Which!!! continued: “Its payment methods have also given us cause for concern. It’s offering a discount for people who pay for their tickets through wire transfer but this method of payment means it’s almost impossible to get your money back if something goes wrong.”
The ubiquitous Richard Lloyd from Which!!! says: “With fans trying to get last minute tickets to Rugby World Cup 2015, it’s an ideal time for ticket scammers to try to make a fast buck.”
“We expect the authorities to take swift action against dodgy sites and we advise people to keep their wits about them. If an offer looks too good to be true, it probably is.”
So, with that, the idea that there might be crash-proof computers in the not-too-distant future is good isn’t it?
That’s what the researchers at the Massachusetts Institute of Technology (MIT) are looking into, and they’ve developed a file system which is part of the computer’s operating system that writes data to disk and remembers where it is stored, so it’s “mathematically guaranteed” not to lose your stuff.

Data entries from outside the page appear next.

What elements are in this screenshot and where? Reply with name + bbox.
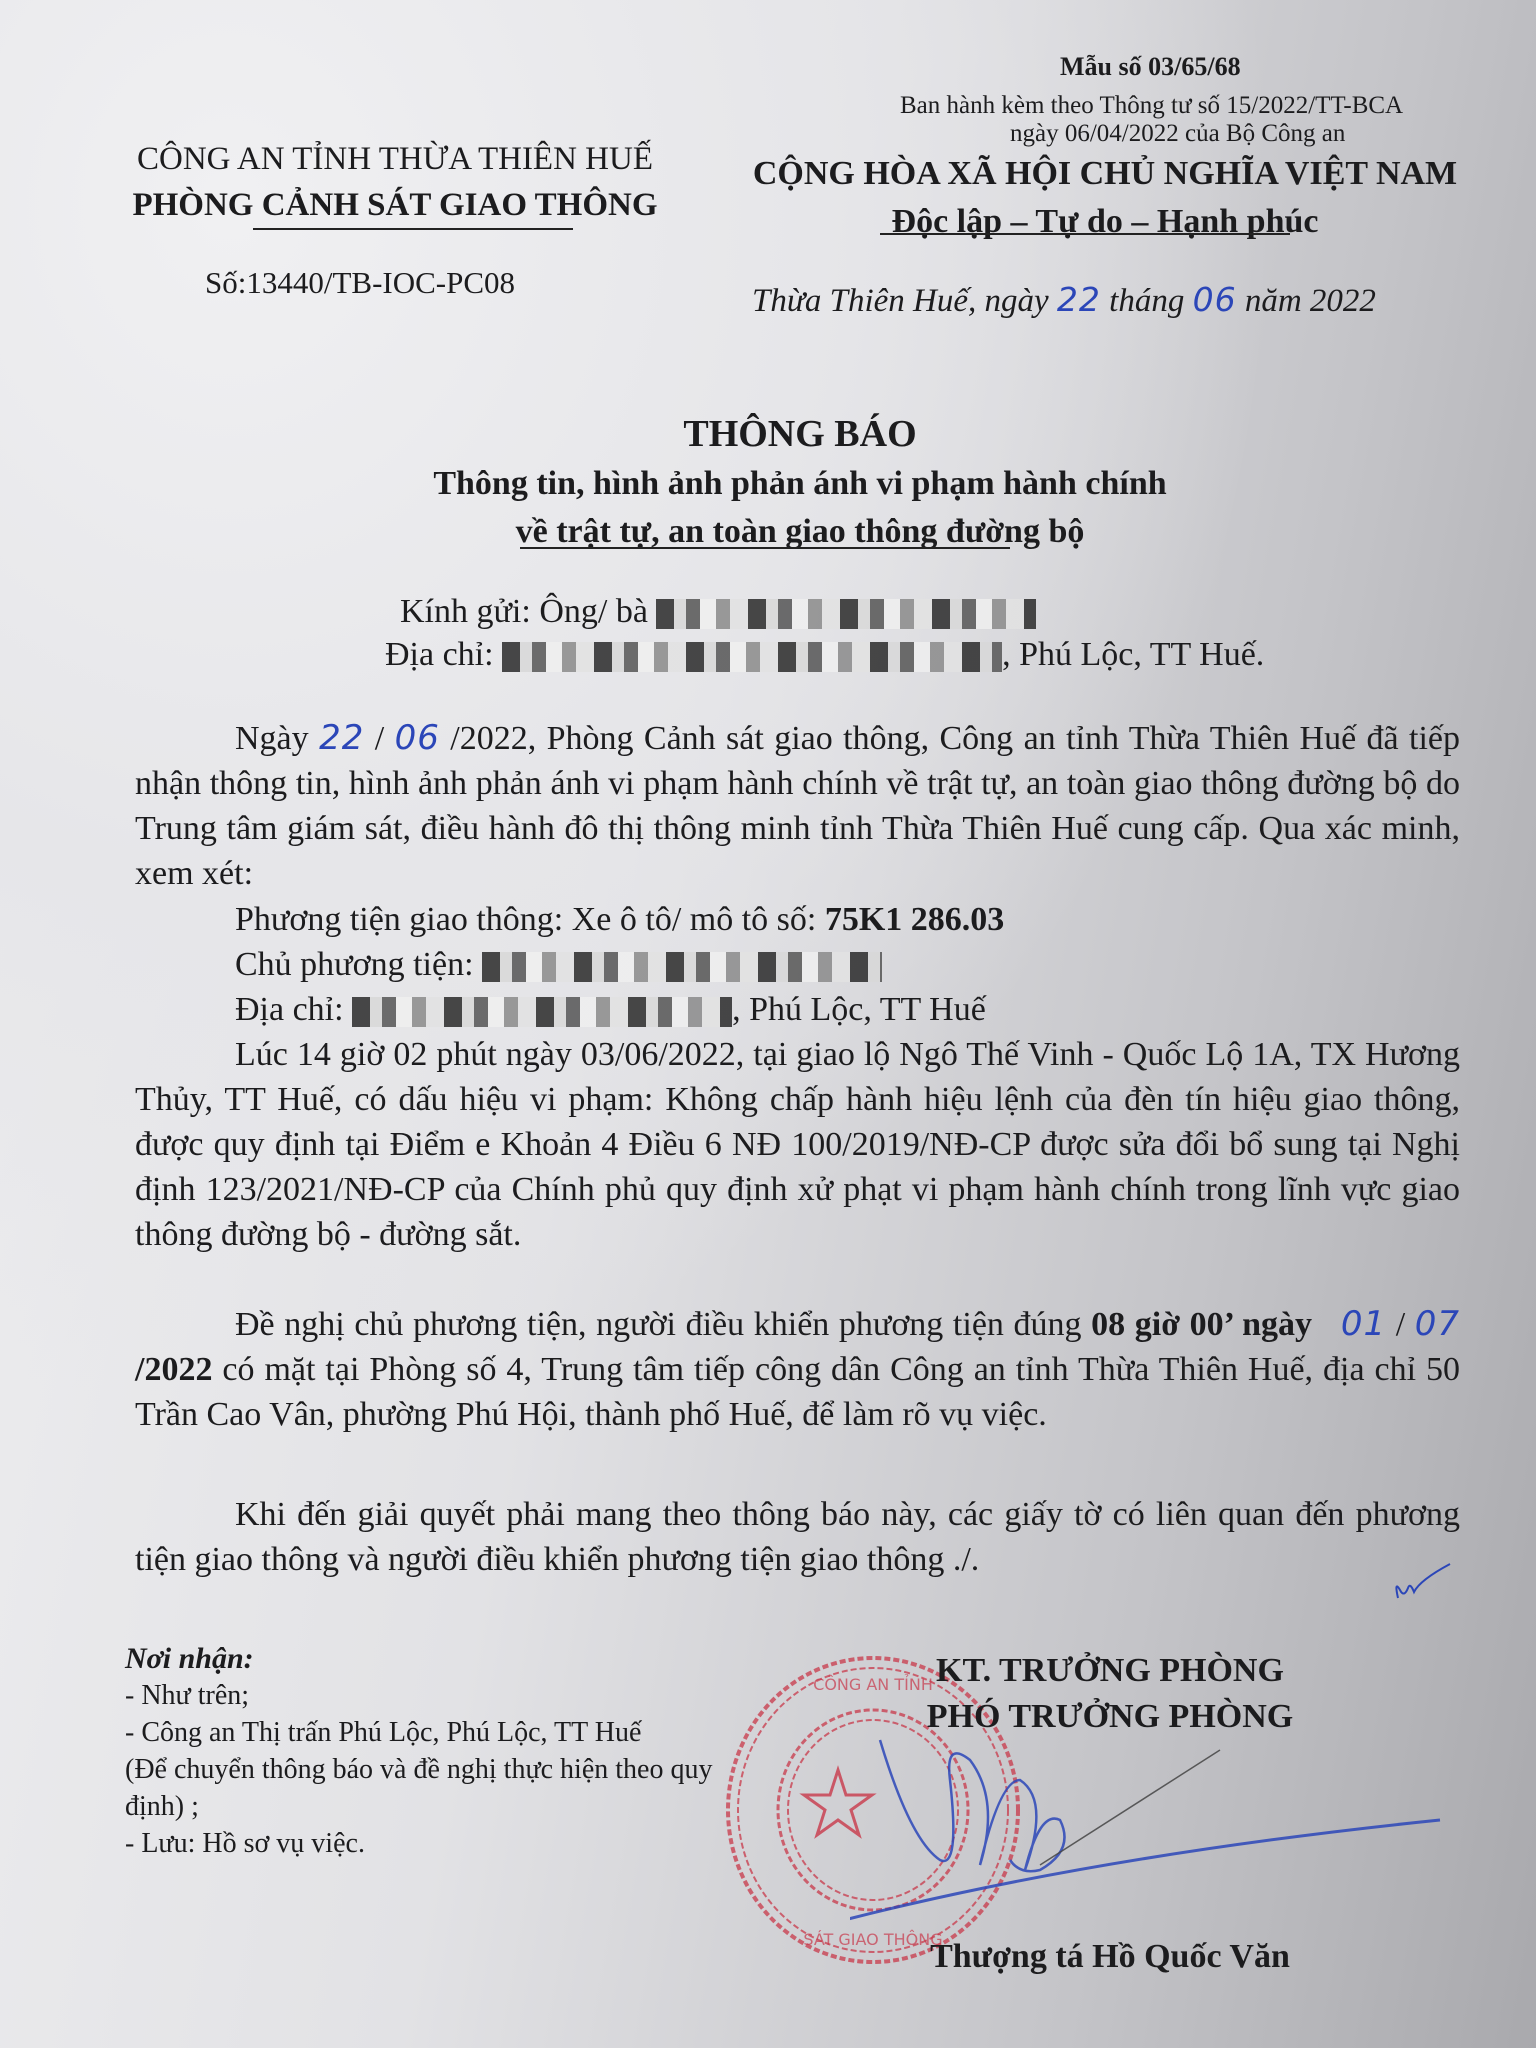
title-main: THÔNG BÁO — [300, 408, 1300, 460]
national-title: CỘNG HÒA XÃ HỘI CHỦ NGHĨA VIỆT NAM — [715, 150, 1495, 198]
place-date-prefix: Thừa Thiên Huế, ngày — [752, 283, 1049, 319]
signer-line1: KT. TRƯỞNG PHÒNG — [870, 1648, 1350, 1694]
form-issued-date: ngày 06/04/2022 của Bộ Công an — [1010, 120, 1345, 148]
document-number: Số:13440/TB-IOC-PC08 — [205, 265, 515, 301]
recipients-block: Nơi nhận: - Như trên; - Công an Thị trấn… — [125, 1640, 765, 1862]
agency-underline — [253, 228, 573, 230]
vehicle-label: Phương tiện giao thông: Xe ô tô/ mô tô s… — [235, 901, 816, 938]
place-date: Thừa Thiên Huế, ngày 22 tháng 06 năm 202… — [752, 280, 1376, 320]
handwritten-month: 07 — [1415, 1304, 1460, 1344]
national-header: CỘNG HÒA XÃ HỘI CHỦ NGHĨA VIỆT NAM Độc l… — [715, 150, 1495, 246]
paragraph-documents: Khi đến giải quyết phải mang theo thông … — [135, 1492, 1460, 1582]
paragraph-summons: Đề nghị chủ phương tiện, người điều khiể… — [135, 1302, 1460, 1437]
handwritten-day: 22 — [319, 718, 364, 758]
redacted-name — [656, 599, 1036, 629]
title-sub1: Thông tin, hình ảnh phản ánh vi phạm hàn… — [300, 460, 1300, 508]
month-label: tháng — [1109, 283, 1184, 319]
owner-label: Chủ phương tiện: — [235, 946, 474, 983]
owner-address-line: Địa chỉ: , Phú Lộc, TT Huế — [235, 987, 986, 1032]
addressee-address: Địa chỉ: , Phú Lộc, TT Huế. — [385, 633, 1264, 676]
owner-line: Chủ phương tiện: — [235, 942, 882, 987]
handwritten-initial-icon — [1390, 1560, 1460, 1600]
redacted-owner-address — [352, 997, 732, 1027]
signer-title: KT. TRƯỞNG PHÒNG PHÓ TRƯỞNG PHÒNG — [870, 1648, 1350, 1740]
address-suffix: , Phú Lộc, TT Huế. — [1002, 636, 1264, 673]
form-number: Mẫu số 03/65/68 — [1060, 52, 1241, 82]
handwritten-day: 22 — [1057, 280, 1101, 319]
handwritten-day: 01 — [1341, 1304, 1386, 1344]
handwritten-month: 06 — [1193, 280, 1237, 319]
recipient-item: - Như trên; — [125, 1677, 765, 1714]
paragraph-violation: Lúc 14 giờ 02 phút ngày 03/06/2022, tại … — [135, 1032, 1460, 1257]
greeting: Kính gửi: Ông/ bà — [400, 593, 648, 630]
addressee-line: Kính gửi: Ông/ bà — [400, 590, 1036, 633]
motto-underline — [880, 233, 1290, 235]
redacted-owner — [482, 952, 882, 982]
agency-block: CÔNG AN TỈNH THỪA THIÊN HUẾ PHÒNG CẢNH S… — [90, 136, 700, 228]
recipient-item: (Để chuyển thông báo và đề nghị thực hiệ… — [125, 1751, 765, 1825]
owner-address-label: Địa chỉ: — [235, 991, 344, 1028]
address-label: Địa chỉ: — [385, 636, 494, 673]
handwritten-month: 06 — [395, 718, 440, 758]
national-motto: Độc lập – Tự do – Hạnh phúc — [715, 198, 1495, 246]
appointment-year: /2022 — [135, 1351, 212, 1388]
redacted-address — [502, 642, 1002, 672]
form-issued-with: Ban hành kèm theo Thông tư số 15/2022/TT… — [900, 92, 1403, 120]
license-plate: 75K1 286.03 — [825, 901, 1004, 938]
para3-text: có mặt tại Phòng số 4, Trung tâm tiếp cô… — [135, 1351, 1460, 1433]
vehicle-line: Phương tiện giao thông: Xe ô tô/ mô tô s… — [235, 897, 1004, 942]
appointment-time: 08 giờ 00’ ngày — [1091, 1306, 1312, 1343]
paragraph-receipt: Ngày 22 / 06 /2022, Phòng Cảnh sát giao … — [135, 716, 1460, 896]
recipients-heading: Nơi nhận: — [125, 1640, 765, 1677]
year-label: năm 2022 — [1245, 283, 1376, 319]
agency-name: PHÒNG CẢNH SÁT GIAO THÔNG — [90, 182, 700, 228]
owner-address-suffix: , Phú Lộc, TT Huế — [732, 991, 986, 1028]
signer-name: Thượng tá Hồ Quốc Văn — [860, 1938, 1360, 1976]
para3-prefix: Đề nghị chủ phương tiện, người điều khiể… — [235, 1306, 1082, 1343]
agency-parent: CÔNG AN TỈNH THỪA THIÊN HUẾ — [90, 136, 700, 182]
title-underline — [520, 547, 1010, 549]
document-title: THÔNG BÁO Thông tin, hình ảnh phản ánh v… — [300, 408, 1300, 556]
recipient-item: - Công an Thị trấn Phú Lộc, Phú Lộc, TT … — [125, 1714, 765, 1751]
signer-line2: PHÓ TRƯỞNG PHÒNG — [870, 1694, 1350, 1740]
para1-prefix: Ngày — [235, 720, 309, 757]
recipient-item: - Lưu: Hồ sơ vụ việc. — [125, 1825, 765, 1862]
signature-icon — [850, 1720, 1450, 1950]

Nickolai Zeldovich, part of the team that carried out the research, said: “What many people worry about is building these file systems to be reliable, both when they’re operating normally but also in the case of crashes, power failure, software bugs, hardware errors, what have you.”
“Making sure that the file system can recover from a crash at any point is tricky because there are so many different places that you could crash. You literally have to consider every instruction or every disk operation and think, ‘Well, what if I crash now? What now? What now?’”
“And so empirically, people have found lots of bugs in file systems that have to do with crash recovery, and they keep finding them, even in very well tested file systems, because it’s just so hard to do.”
We’ll find out more about all this later in the year when the team give out their results. So for the old-fashioned romantics among you, your computer will still frustrate you by crashing out on you from time-to-time, but at least you won’t lose that spreadsheet you spent an hour doing without saving it.